Remaining useful life (RUL) prediction techniques play a crucial role in manufacturing equipment condition management and maintenance planning. Currently, data-driven deep learning methods have made significant advancements in this field. However, traditional approaches have not adequately considered the temporal correlations in both sensor data and RUL prediction values during the degradation process of equipment. The existing reinforcement learning (RL) methods face challenges such as lacking of sufficient lifespan variation information in the state variables, ignorance of dynamic changes in prediction error in the reward function design, and adoption of fixed interaction termination conditions that can't effectively promote the agent's learning of device degradation information. Therefore, this paper proposes a RL model based on the soft actor-critic (SAC) algorithm. Firstly, an autoencoder is employed to extract key features from the data collected by sensors. Subsequently, these key features, along with multi-dimensional lifespan features containing information from multiple historical time steps, are utilized to construct the state variables in RL. Next, a reward function is formulated taking into account error gradients. Finally, a progressive early stopping method is proposed to train the model. Extensive experiments are conducted on the CMAPSS dataset and XJTU-SY bearing dataset, and the proposed method demonstrates higher prediction accuracy compared to mainstream approaches.

查看原文本刊更多论文

基于软行为者-评论家强化学习的剩余使用寿命预测方法

剩余使用寿命（RUL）预测技术在制造设备状态管理和维修计划中起着至关重要的作用。目前，数据驱动的深度学习方法在这一领域取得了重大进展。然而，传统方法没有充分考虑设备退化过程中传感器数据和RUL预测值的时间相关性。现有的强化学习（RL）方法面临着状态变量中缺乏足够的寿命变化信息、奖励函数设计中忽略预测误差的动态变化、采用固定的交互终止条件不能有效促进agent对设备退化信息的学习等挑战。为此，本文提出了一种基于软行为者评价（SAC）算法的强化学习模型。首先，利用自编码器从传感器采集的数据中提取关键特征；随后，利用这些关键特征以及包含多个历史时间步长信息的多维寿命特征来构建强化学习中的状态变量。接下来，考虑误差梯度，制定奖励函数。最后，提出了一种渐进的早期停止方法来训练模型。在CMAPSS数据集和XJTU-SY方位数据集上进行了大量实验，与主流方法相比，该方法具有更高的预测精度。

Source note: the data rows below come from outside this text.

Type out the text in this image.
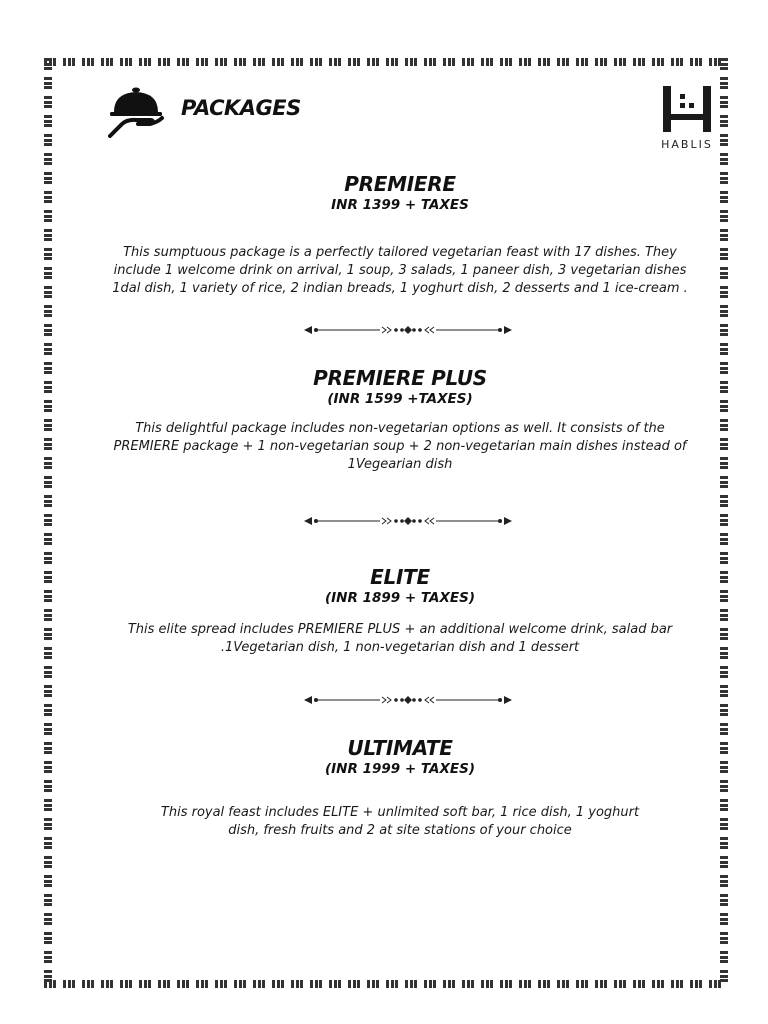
PACKAGES
HABLIS
PREMIERE
INR 1399 + TAXES
This sumptuous package is a perfectly tailored vegetarian feast with 17 dishes. They
include 1 welcome drink on arrival, 1 soup, 3 salads, 1 paneer dish, 3 vegetarian dishes
1dal dish, 1 variety of rice, 2 indian breads, 1 yoghurt dish, 2 desserts and 1 ice-cream .
PREMIERE PLUS
(INR 1599 +TAXES)
This delightful package includes non-vegetarian options as well. It consists of the
PREMIERE package + 1 non-vegetarian soup + 2 non-vegetarian main dishes instead of
1Vegearian dish
ELITE
(INR 1899 + TAXES)
This elite spread includes PREMIERE PLUS + an additional welcome drink, salad bar
.1Vegetarian dish, 1 non-vegetarian dish and 1 dessert
ULTIMATE
(INR 1999 + TAXES)
This royal feast includes ELITE + unlimited soft bar, 1 rice dish, 1 yoghurt
dish, fresh fruits and 2 at site stations of your choice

本文章由计算机程序翻译，如有差异，请以英文原文为准。

求助全文

约1分钟内获得全文求助全文

来源期刊

Reliability Engineering & System Safety 管理科学-工程：工业

CiteScore

15.20

自引率

39.50%

发文量

621

审稿时长

67 days

期刊介绍： Elsevier publishes Reliability Engineering & System Safety in association with the European Safety and Reliability Association and the Safety Engineering and Risk Analysis Division. The international journal is devoted to developing and applying methods to enhance the safety and reliability of complex technological systems, like nuclear power plants, chemical plants, hazardous waste facilities, space systems, offshore and maritime systems, transportation systems, constructed infrastructure, and manufacturing plants. The journal normally publishes only articles that involve the analysis of substantive problems related to the reliability of complex systems or present techniques and/or theoretical results that have a discernable relationship to the solution of such problems. An important aim is to balance academic material and practical applications.